The initiative was financed by US-based carbon finance firm C-Quest Capital through a loan by a charity part-funded by oil major Royal Dutch Shell, the firms said in a joint release on Wednesday.
The programme of activities, to operate under the Kyoto protocol’s clean development mechanism (CDM), aims to deploy 2 million efficient cookstoves across northern Nigeria over the next seven years.
It could eventually deliver 9 million carbon offsets by 2020, but only if a relatively high emissions factor is used and the programme is scaled up further, C-Quest Capital chief executive Ken Newcombe told Point Carbon News.

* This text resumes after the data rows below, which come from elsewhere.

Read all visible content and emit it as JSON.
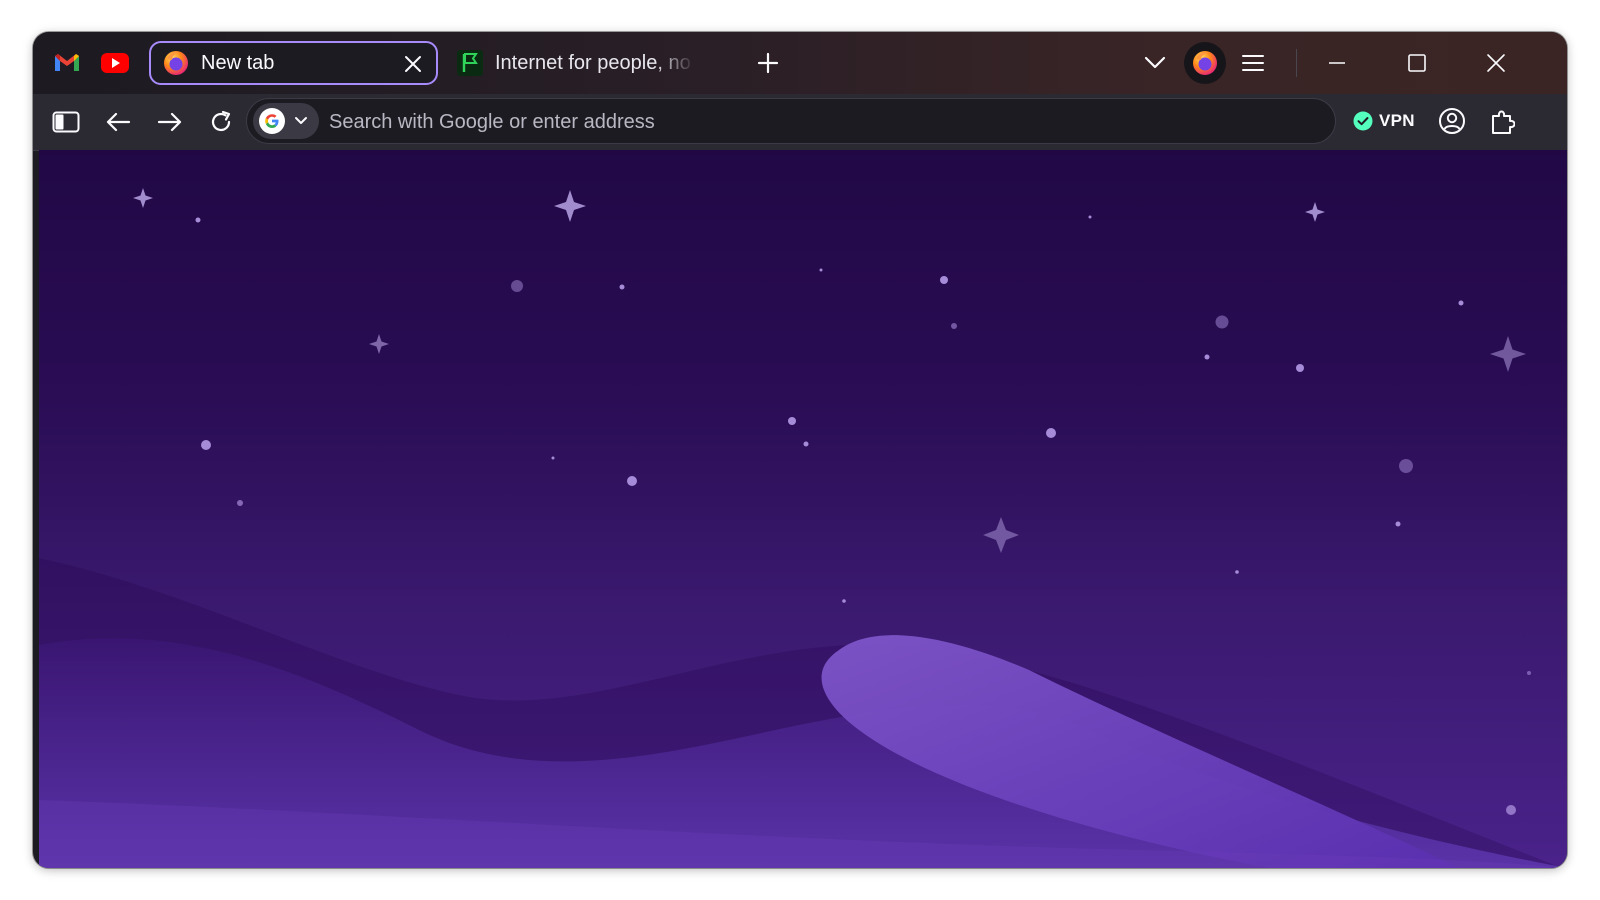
{
  "window": {
    "pinned_tabs": [
      {
        "name": "Gmail",
        "icon": "gmail-icon"
      },
      {
        "name": "YouTube",
        "icon": "youtube-icon"
      }
    ],
    "tabs": [
      {
        "title": "New tab",
        "icon": "firefox-icon",
        "active": true
      },
      {
        "title": "Internet for people, no",
        "icon": "green-flag-icon",
        "active": false
      }
    ],
    "new_tab_icon": "plus-icon",
    "controls": [
      "chevron-down-icon",
      "firefox-account-icon",
      "hamburger-menu-icon",
      "minimize-icon",
      "maximize-icon",
      "close-icon"
    ]
  },
  "navbar": {
    "buttons": [
      "sidebar-icon",
      "back-arrow-icon",
      "forward-arrow-icon",
      "reload-icon"
    ],
    "search": {
      "engine_icon": "google-icon",
      "placeholder": "Search with Google or enter address",
      "value": ""
    },
    "vpn": {
      "label": "VPN",
      "status_color": "#54ffbd"
    },
    "right_icons": [
      "account-icon",
      "extensions-icon"
    ]
  },
  "page": {
    "background": "purple-night-sky",
    "colors": {
      "sky_top": "#210845",
      "sky_bottom": "#4a228a",
      "accent": "#a78bfa"
    }
  }
}
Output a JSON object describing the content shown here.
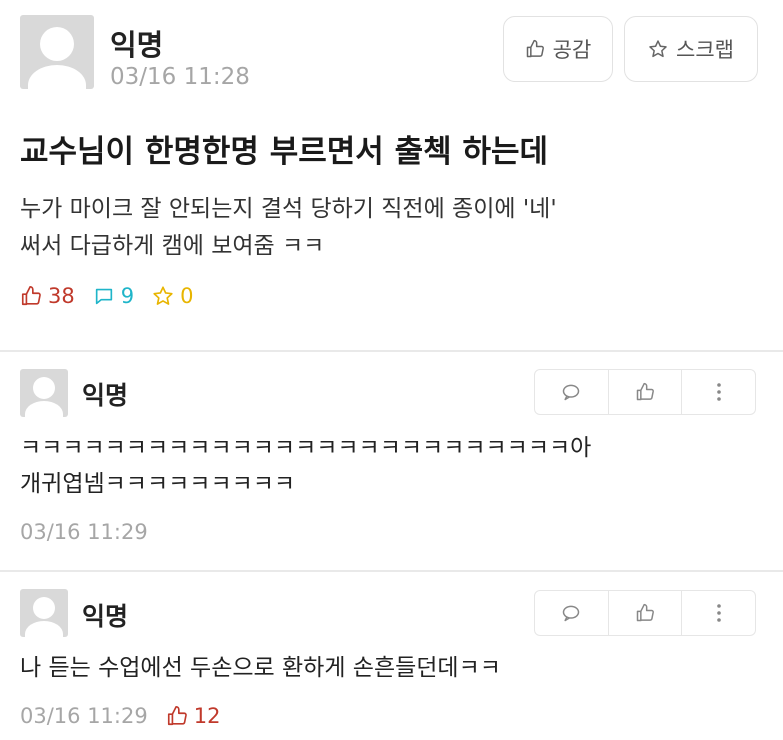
{
  "post": {
    "author": "익명",
    "time": "03/16 11:28",
    "like_button": "공감",
    "scrap_button": "스크랩",
    "title": "교수님이 한명한명 부르면서 출첵 하는데",
    "body_line1": "누가 마이크 잘 안되는지 결석 당하기 직전에 종이에 '네'",
    "body_line2": "써서 다급하게 캠에 보여줌 ㅋㅋ",
    "likes": "38",
    "comments": "9",
    "scraps": "0",
    "colors": {
      "likes": "#c0392b",
      "comments": "#1fb5c9",
      "scraps": "#e8b500"
    }
  },
  "comments": [
    {
      "author": "익명",
      "text_line1": "ㅋㅋㅋㅋㅋㅋㅋㅋㅋㅋㅋㅋㅋㅋㅋㅋㅋㅋㅋㅋㅋㅋㅋㅋㅋㅋ아",
      "text_line2": "개귀엽넴ㅋㅋㅋㅋㅋㅋㅋㅋㅋ",
      "time": "03/16 11:29"
    },
    {
      "author": "익명",
      "text_line1": "나 듣는 수업에선 두손으로 환하게 손흔들던데ㅋㅋ",
      "time": "03/16 11:29",
      "likes": "12"
    }
  ],
  "icons": {
    "like": "thumbs-up-icon",
    "comment": "speech-bubble-icon",
    "scrap": "star-icon",
    "more": "vertical-dots-icon"
  }
}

The stoves to be distributed could each generate 1-2 tonnes of carbon dioxide reductions a year, but a more detailed measurement of baseline emissions is needed, the firms involved said.

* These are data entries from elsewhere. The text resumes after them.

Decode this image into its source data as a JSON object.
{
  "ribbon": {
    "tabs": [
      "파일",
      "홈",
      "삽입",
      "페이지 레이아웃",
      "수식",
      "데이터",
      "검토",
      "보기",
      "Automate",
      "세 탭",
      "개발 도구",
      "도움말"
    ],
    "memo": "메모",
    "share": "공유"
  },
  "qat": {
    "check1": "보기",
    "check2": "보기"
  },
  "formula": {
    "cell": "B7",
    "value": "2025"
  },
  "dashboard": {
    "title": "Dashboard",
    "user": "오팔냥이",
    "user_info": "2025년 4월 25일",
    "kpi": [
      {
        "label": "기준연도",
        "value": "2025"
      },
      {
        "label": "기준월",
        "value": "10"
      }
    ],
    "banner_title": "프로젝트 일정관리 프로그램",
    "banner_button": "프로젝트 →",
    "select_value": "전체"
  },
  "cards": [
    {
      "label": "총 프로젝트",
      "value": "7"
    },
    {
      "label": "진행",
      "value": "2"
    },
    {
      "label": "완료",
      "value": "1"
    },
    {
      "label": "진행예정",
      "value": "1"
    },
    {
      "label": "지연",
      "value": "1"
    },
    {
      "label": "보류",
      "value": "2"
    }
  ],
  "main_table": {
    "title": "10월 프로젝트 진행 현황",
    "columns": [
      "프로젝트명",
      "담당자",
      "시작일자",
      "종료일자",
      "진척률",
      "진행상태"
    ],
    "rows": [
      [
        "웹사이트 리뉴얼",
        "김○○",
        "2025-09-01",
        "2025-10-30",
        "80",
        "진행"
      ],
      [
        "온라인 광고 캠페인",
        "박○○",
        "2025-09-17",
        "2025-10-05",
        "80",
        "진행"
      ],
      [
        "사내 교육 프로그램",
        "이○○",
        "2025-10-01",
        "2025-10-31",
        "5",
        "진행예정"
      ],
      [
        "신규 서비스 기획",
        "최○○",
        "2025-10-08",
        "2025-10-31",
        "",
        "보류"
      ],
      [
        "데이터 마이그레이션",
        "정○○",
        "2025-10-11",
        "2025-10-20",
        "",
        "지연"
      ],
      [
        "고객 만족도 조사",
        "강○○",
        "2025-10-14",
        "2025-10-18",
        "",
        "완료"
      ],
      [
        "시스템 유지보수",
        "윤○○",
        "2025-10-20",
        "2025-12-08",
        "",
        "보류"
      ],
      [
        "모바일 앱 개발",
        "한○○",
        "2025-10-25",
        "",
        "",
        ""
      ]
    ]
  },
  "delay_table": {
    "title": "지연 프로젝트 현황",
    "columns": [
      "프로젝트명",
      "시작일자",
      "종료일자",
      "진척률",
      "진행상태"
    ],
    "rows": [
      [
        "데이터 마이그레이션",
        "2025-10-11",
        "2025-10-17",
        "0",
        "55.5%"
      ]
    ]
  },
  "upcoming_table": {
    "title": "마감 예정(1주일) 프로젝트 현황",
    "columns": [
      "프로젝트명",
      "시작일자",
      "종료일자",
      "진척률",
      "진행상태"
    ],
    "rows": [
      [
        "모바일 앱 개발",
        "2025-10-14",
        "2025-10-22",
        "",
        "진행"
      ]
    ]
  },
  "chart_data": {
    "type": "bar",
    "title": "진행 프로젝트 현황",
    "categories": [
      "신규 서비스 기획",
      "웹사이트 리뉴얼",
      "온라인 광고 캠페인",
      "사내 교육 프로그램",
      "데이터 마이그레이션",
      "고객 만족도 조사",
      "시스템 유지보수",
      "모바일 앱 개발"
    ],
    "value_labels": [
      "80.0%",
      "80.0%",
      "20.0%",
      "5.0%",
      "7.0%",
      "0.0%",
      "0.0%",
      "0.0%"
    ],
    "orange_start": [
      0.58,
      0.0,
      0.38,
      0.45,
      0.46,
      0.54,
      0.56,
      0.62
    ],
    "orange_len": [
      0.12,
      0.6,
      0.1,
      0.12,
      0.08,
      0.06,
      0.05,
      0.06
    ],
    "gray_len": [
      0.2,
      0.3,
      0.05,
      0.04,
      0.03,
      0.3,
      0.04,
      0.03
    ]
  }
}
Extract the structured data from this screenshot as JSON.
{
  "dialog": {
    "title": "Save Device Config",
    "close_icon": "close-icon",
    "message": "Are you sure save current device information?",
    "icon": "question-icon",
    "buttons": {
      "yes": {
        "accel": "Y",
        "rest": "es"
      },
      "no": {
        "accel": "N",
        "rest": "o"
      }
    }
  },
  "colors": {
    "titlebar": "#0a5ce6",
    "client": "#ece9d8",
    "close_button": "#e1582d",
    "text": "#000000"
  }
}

"It would have been very difficult to raise the money required for a programme in northern Nigeria without the loan from the Shell Foundation," Newcombe said, adding that repayment was linked to the issuance of CDM credits.
If for any reason the offsets expected to be generated from the project do not transpire, C-Quest won't have to pay the money back to the charity, Newcombe added.

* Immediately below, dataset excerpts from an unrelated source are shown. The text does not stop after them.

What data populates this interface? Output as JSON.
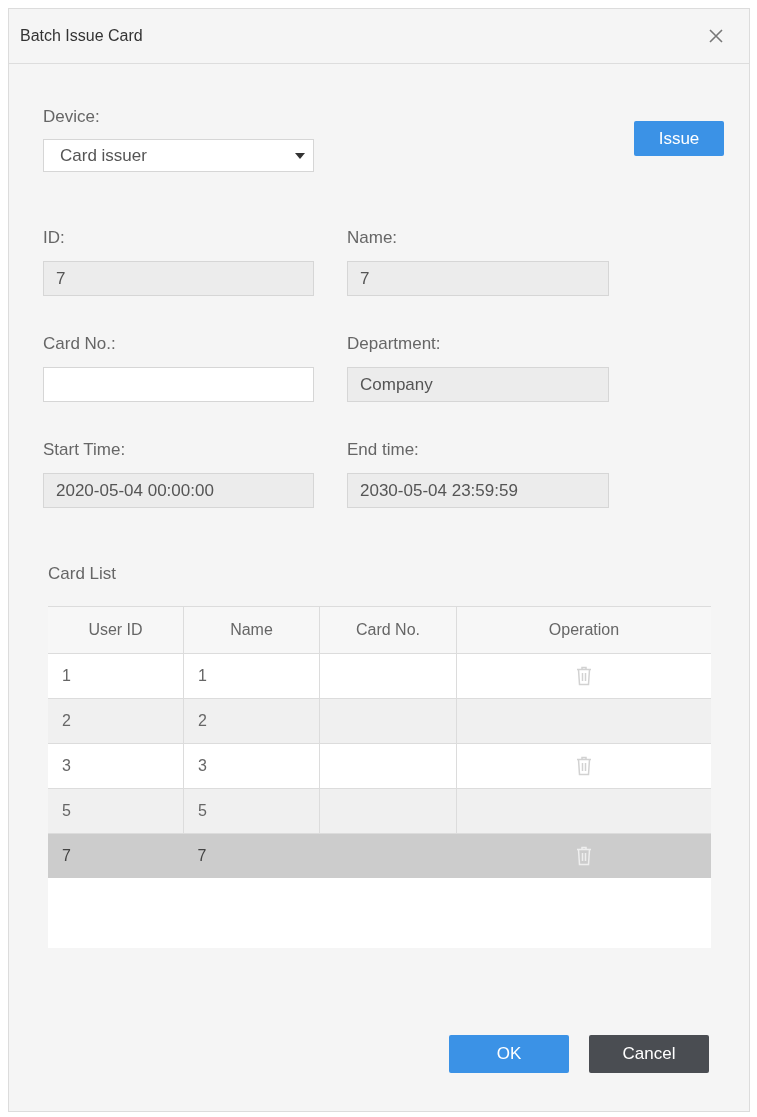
{
  "window": {
    "title": "Batch Issue Card"
  },
  "device": {
    "label": "Device:",
    "value": "Card issuer"
  },
  "issue_button": "Issue",
  "fields": [
    {
      "label": "ID:",
      "value": "7",
      "disabled": true
    },
    {
      "label": "Name:",
      "value": "7",
      "disabled": true
    },
    {
      "label": "Card No.:",
      "disabled": false
    },
    {
      "label": "Department:",
      "value": "Company",
      "disabled": true
    },
    {
      "label": "Start Time:",
      "value": "2020-05-04 00:00:00",
      "disabled": true
    },
    {
      "label": "End time:",
      "value": "2030-05-04 23:59:59",
      "disabled": true
    }
  ],
  "card_list": {
    "title": "Card List",
    "columns": [
      "User ID",
      "Name",
      "Card No.",
      "Operation"
    ],
    "rows": [
      {
        "user_id": "1",
        "name": "1",
        "selected": false,
        "delete_icon": true
      },
      {
        "user_id": "2",
        "name": "2",
        "selected": false,
        "delete_icon": false
      },
      {
        "user_id": "3",
        "name": "3",
        "selected": false,
        "delete_icon": true
      },
      {
        "user_id": "5",
        "name": "5",
        "selected": false,
        "delete_icon": false
      },
      {
        "user_id": "7",
        "name": "7",
        "selected": true,
        "delete_icon": true
      }
    ]
  },
  "buttons": [
    {
      "label": "OK",
      "kind": "primary"
    },
    {
      "label": "Cancel",
      "kind": "secondary"
    }
  ]
}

"They have taken on a good deal of risk, and such risks usually make it difficult to finance CDM programmes.”
The initiative could start generating credits sometime next year, said Pradeep Pursnani, business director with the Shell Foundation.
“Once the first credits get issued we expect buyers to come in and sign offtake deals,” he told Point Carbon News.
Few buyers have been willing so far to sign binding deals on credits issued after 2012 due to uncertainty about the role of the CDM once Kyoto’s first commitment period expires at the end of next year.
But some developers are pushing ahead with plans to develop carbon-cutting initiatives in Africa, where projects registered after 2012 may attract premium prices for their offsets because they are more likely to be eligible under the EU’s emissions trading scheme from 2013.
Barriers
Today’s deal follows a $250 million public-private partnership launched last year by the US government which aims to remove barriers – such as challenges linked to accessing carbon finance – that currently prevent the sale of clean cookstoves in a number of developing countries.
Over three billion people in the developing world cook on open fires or inefficient stoves in poorly ventilated homes, contributing to climate change and prompting severe lung and respiratory illness in households, the programme developers said.
In the CDM, around 25 projects and 15 programmes currently in the pipeline aim to cut emissions through the introduction of efficient cookstoves, but have a combined pre-2012 mitigation potential of just 1.5 million tonnes of carbon dioxide equivalent.
Through CDM programmes, the potential to scale up emissions reductions could be much greater, but many developers have said they are unlikely to participate until the UN clarifies the rules.